Grades will be based on eleven unannounced quizzes and three papers. The brief unannounced quizzes will occur intermittently and take a variety of forms (40% of the grade); one may be dropped. The three papers will come due at the end of each of the three sections of the course. Paper I should argue for a detailed interpretation of some confined consideration of some assigned tragedy (about 2000 words, 15% of the grade). Kinds of topics could be theatrical considerations such as double time, doubling roles, disguisings, props, symbolic stagings, one or more soliloquys, asides, a song or cluster of songs, a critical scene, an induction, a play-within-a-play, parallel or contrasting scenes, multiple plots, repeated or outstanding devices including rimes, puns, riddles, orations, sound effects, emblematic effects, image clusters, symbolic complexes, repeated allusions. Paper II should argue for a detailed interpretation of some confined consideration of some assigned comedy as a synecdoche for the whole play (about 3000 words, 20% of the grade).
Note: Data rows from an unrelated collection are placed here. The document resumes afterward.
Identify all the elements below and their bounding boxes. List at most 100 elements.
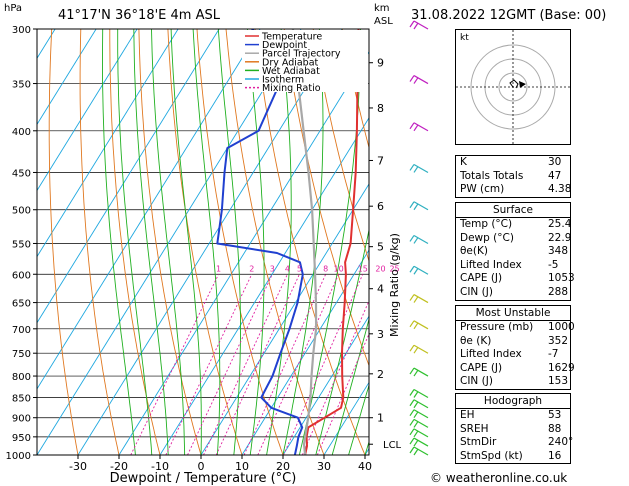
hpa-label: hPa — [4, 3, 23, 14]
credit-label: © weatheronline.co.uk — [430, 471, 568, 485]
mixing-ratio-line — [187, 274, 273, 455]
wind-barb-flag — [409, 437, 415, 445]
wind-barb — [413, 409, 429, 419]
wind-barb — [413, 428, 429, 438]
hodograph-label: StmDir — [460, 436, 497, 449]
wet-adiabat-line — [315, 227, 369, 455]
wind-barb — [413, 265, 429, 275]
wind-barb — [413, 320, 429, 330]
wet-adiabat-line — [282, 29, 324, 455]
wind-barb — [413, 163, 429, 173]
hodo-ring-3 — [470, 44, 556, 130]
wet-adiabat-line — [192, 29, 221, 455]
most-unstable-row: θe (K) 352 — [456, 335, 570, 349]
most-unstable-table: Most Unstable Pressure (mb) 1000 θe (K) 352… — [455, 305, 575, 390]
wind-barb-flag — [413, 237, 419, 244]
pressure-tick-label: 950 — [12, 433, 31, 444]
wet-adiabat-line — [170, 29, 202, 455]
dry-adiabat-line — [341, 29, 369, 150]
pressure-tick-label: 850 — [12, 393, 31, 404]
wind-barb-flag — [409, 389, 415, 396]
wind-barb — [413, 344, 429, 354]
mixing-ratio-label: 20 — [375, 264, 385, 273]
surface-value: 348 — [548, 245, 569, 258]
mixing-ratio-line — [203, 274, 288, 455]
wind-barb — [413, 399, 429, 409]
wet-adiabat-line — [246, 29, 265, 455]
pressure-tick-label: 700 — [12, 325, 31, 336]
mixing-ratio-line — [257, 274, 339, 455]
isotherm-line — [323, 381, 369, 455]
plot-frame — [36, 28, 370, 456]
lcl-label: LCL — [383, 440, 402, 451]
wind-barb-flag — [409, 75, 415, 82]
wind-barb-flag — [413, 322, 419, 330]
isotherm-line — [37, 29, 220, 324]
pressure-tick-label: 450 — [12, 168, 31, 179]
surface-value: -5 — [548, 258, 559, 271]
dry-adiabat-line — [167, 29, 243, 455]
mixing-ratio-label: 3 — [270, 264, 275, 273]
wind-barb — [413, 75, 429, 85]
mixing-ratio-line — [215, 274, 300, 455]
legend-entry: Isotherm — [262, 75, 304, 86]
most-unstable-value: 1000 — [548, 321, 575, 333]
wind-barb-flag — [413, 369, 419, 377]
wet-adiabat-line — [102, 29, 136, 455]
legend-entry: Dewpoint — [262, 40, 307, 51]
wind-barb — [413, 367, 429, 377]
wind-barb-flag — [409, 20, 415, 28]
dry-adiabat-line — [575, 29, 629, 455]
parcel-trajectory-line — [291, 29, 318, 455]
wet-adiabat-line — [266, 29, 292, 455]
wind-barb — [413, 388, 429, 399]
pressure-tick-label: 400 — [12, 127, 31, 138]
isotherm-line — [200, 183, 369, 455]
wind-barb-flag — [413, 421, 419, 428]
wind-barb-flag — [413, 77, 419, 84]
mixing-ratio-label: 2 — [249, 264, 254, 273]
legend-entry: Temperature — [261, 32, 322, 43]
wind-barb-flag — [409, 294, 415, 301]
hodograph-label: SREH — [460, 422, 489, 435]
asl-label: ASL — [374, 16, 393, 27]
wind-barb-flag — [409, 409, 415, 417]
isotherm-line — [241, 249, 369, 455]
km-label: km — [374, 3, 390, 14]
pressure-tick-label: 300 — [12, 25, 31, 36]
temperature-tick-label: -20 — [110, 460, 128, 473]
surface-label: CIN (J) — [460, 285, 493, 298]
surface-value: 288 — [548, 285, 569, 298]
temperature-tick-label: 10 — [235, 460, 249, 473]
wind-barb — [413, 122, 429, 132]
km-tick-label: 5 — [377, 241, 384, 254]
mixing-ratio-labels: 1 2 3 4 5 8 10 15 20 25 — [216, 264, 400, 273]
hodograph-value: 240° — [548, 436, 574, 449]
most-unstable-value: 153 — [548, 375, 569, 388]
mixing-ratio-label: 15 — [358, 264, 368, 273]
wind-barb-flag — [409, 428, 415, 436]
isotherm-line — [37, 29, 138, 192]
wind-barb-flag — [413, 401, 419, 409]
km-tick-label: 8 — [377, 102, 384, 115]
temperature-tick-label: 20 — [276, 460, 290, 473]
wind-barb-flag — [409, 399, 415, 407]
pressure-tick-label: 750 — [12, 349, 31, 360]
hodograph-title: Hodograph — [456, 394, 570, 409]
most-unstable-label: θe (K) — [460, 334, 492, 347]
isotherm-line — [37, 29, 261, 390]
surface-row: CIN (J) 288 — [456, 286, 570, 300]
wet-adiabat-line — [348, 383, 369, 455]
hodograph-row: EH 53 — [456, 409, 570, 423]
km-tick-label: 3 — [377, 328, 384, 341]
surface-value: 22.9 — [548, 231, 572, 244]
pressure-tick-label: 600 — [12, 270, 31, 281]
background-lines — [37, 29, 629, 455]
wind-barb — [413, 234, 429, 244]
dry-adiabat-line — [79, 29, 120, 455]
temperature-tick-label: -30 — [69, 460, 87, 473]
wind-barb — [413, 437, 429, 447]
wind-barb — [413, 294, 429, 304]
axes: 3003504004505005506006507007508008509009… — [6, 25, 402, 473]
It might expand topics into disciplinary considerations such as narrative or dialectical or logical argument or schematic development, history of ideas, theology, philosophy, history of social or economic or political attitudes, psychology and character development, feminism, gender, deconstruction. Paper III should present some argument about any non-Shakespearean play of the era not assigned to the class (up to 5000 words, 25% of the grade). This paper might present a contextual-critical introduction to some lesser known play or some topic suggested above. All papers need to be discussed with me well before they are due. All three papers should be tightly argued, fully exemplified and interpreted, and stylishly written. They must be typed.
This course abides by the University's policies on plagiarism and academic honesty. Except for grave illness or death in the immediate family, I neither accept late work nor grant incompletes. For a student to earn credit for the course, that student must complete all work.
January 7 Introduction
9 Kyd: The Spanish Tragedy
18 Marlowe: Tamburlaine the Great, 1
28 Arden of Faversham
4 Middleton?: The Revenger's Tragedy
11 Webster: The Duchess of Malfi
18 Middleton & Rowley: The Changeling
25 Ford: 'Tis Pity She's a Whore
28 Paper on a tragedy due by 9:00 a.m. Clark's mailbox
March 3 Greene: Friar Bacon and Friar Bungay
17 Dekker: The Shoemaker's Holiday
24 Beaumont: The Knight of the Burning Pestle
31 Jonson: The Alchemist
7 Jonson: Bartholomew Fair
17 Paper on a comedy due by 9:00 a.m. Clark's mailbox
21 Marston: The Malcontent
29 Paper on a non-Shakespearean play of the era due by 9:00 a.m.
Texts are available at Goerings' Book Store: English Renaissance Drama, ed. David Bevington et al.